If you do not need the form factor of a circuit breaker or the current, you can use the sonoff relay modules. Just flash Tasmota/ESPHome on these and you will be happy.
If you need more current, you could always use a solid state relais (something like this) and an ESP with ESPHome to get the same functionalitly. But you will have to build a good enclosure with proper grounding and cooling.
For me these circuit breaker modules are kind of scary. Imagine someone just pulled this circuit breaker and did not know to pull the “real” one. He then works on the electrical system and then someone switches it one remotely… But this is me without knowing anything about your plans.
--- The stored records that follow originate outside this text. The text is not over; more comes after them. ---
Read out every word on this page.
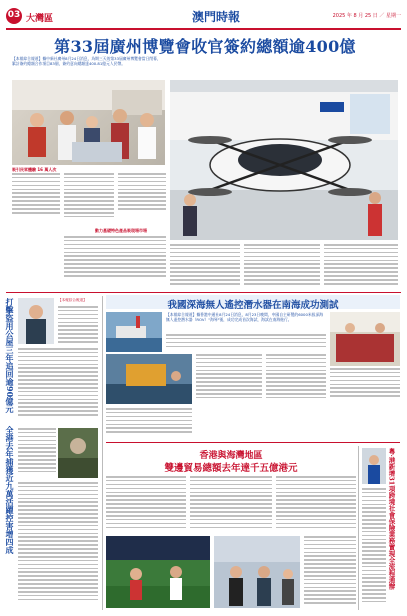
03 大灣區	澳門時報	2025 年 8 月 25 日 ／ 星期一
第33屆廣州博覽會收官簽約總額逾400億
【本報綜合報道】據中新社廣州8月24日消息，為期三天的第33屆廣州博覽會當日閉幕，累計簽約總額合作項目83個，簽約意向總額達400.81億元人民幣。
吸引民眾體驗 16 萬人次
動力基礎特色產品吸現場市場
打擊盜用公屋三年追回逾90億元	【本報綜合報道】
全港去年捕獲近九萬活躍控害增四成
我國深海無人遙控潛水器在南海成功測試
【本報綜合報道】據香港中通社8月24日消息，8月23日晚間，中國自主研製的6000米級深海無人遙控潛水器（ROV）"海琴"號，成功完成首次海試，海試在南海進行。
香港與海灣地區
雙邊貿易總額去年達千五億港元	粵·港新增31項跨境社會保險業務實現全流程通辦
Yes, that is true, but I like to get rid of chinese manufacturer Firmware that potentially talks to the cloud. Which my router blocks, but I always have to remember blocking a new device … well, I guess its personal preference
For me, the biggest advantage of Tasmota is you have a unified interface for all your esp8266 devices. My 40+ sonoff devices, my 30+ tuya devices, my 10 shelly 1s, my 2 sinilinks all run Tasmota. Not to have to maintain different integrations for all is a big advantage.
Most of it runs on Wifi. I don’t have smart bulbs/lights, so I made the switches smart. Plus smart switches and 6 ZMAI-90 for energy monitoring. It quickly adds up.
Can’t complain, they all are very reliable. Although at a given moment my dd-wrt router used as acces point/dhcp server could not handle the load any more, I had to switch to using Pi-hole as dhcp server
4 access points and a router for wifi at the moment.
@francisp Hmm I see. Personally with the Sonoff, I can’t complain.
With tuya however, I have 3 tuya devices for my outside covers, the integration is a real pain. They go up and down as expected but the status reporting is horribly slow sometimes (if it even does report). Is tasmota compatible out-of-the-box with covers? There should be some interlock on the GPIO by default, otherwise I’m risking some sparks at the moment that I flash them.
@jd1900
I prefer using HS-110 TP-link plugs with energy monitoring (and especially CE/FCC branding). If that’s not possible I use the sonoff solution. Seems quite nasty to me to put some chinese hardware right in the fusebox.
One side note about circuit breakers - if they are enclosed in a steel enclosure, then you may need an external antenna for wireless signals. The grounded metal enclosure acts like a Faraday cage and stops RF signals.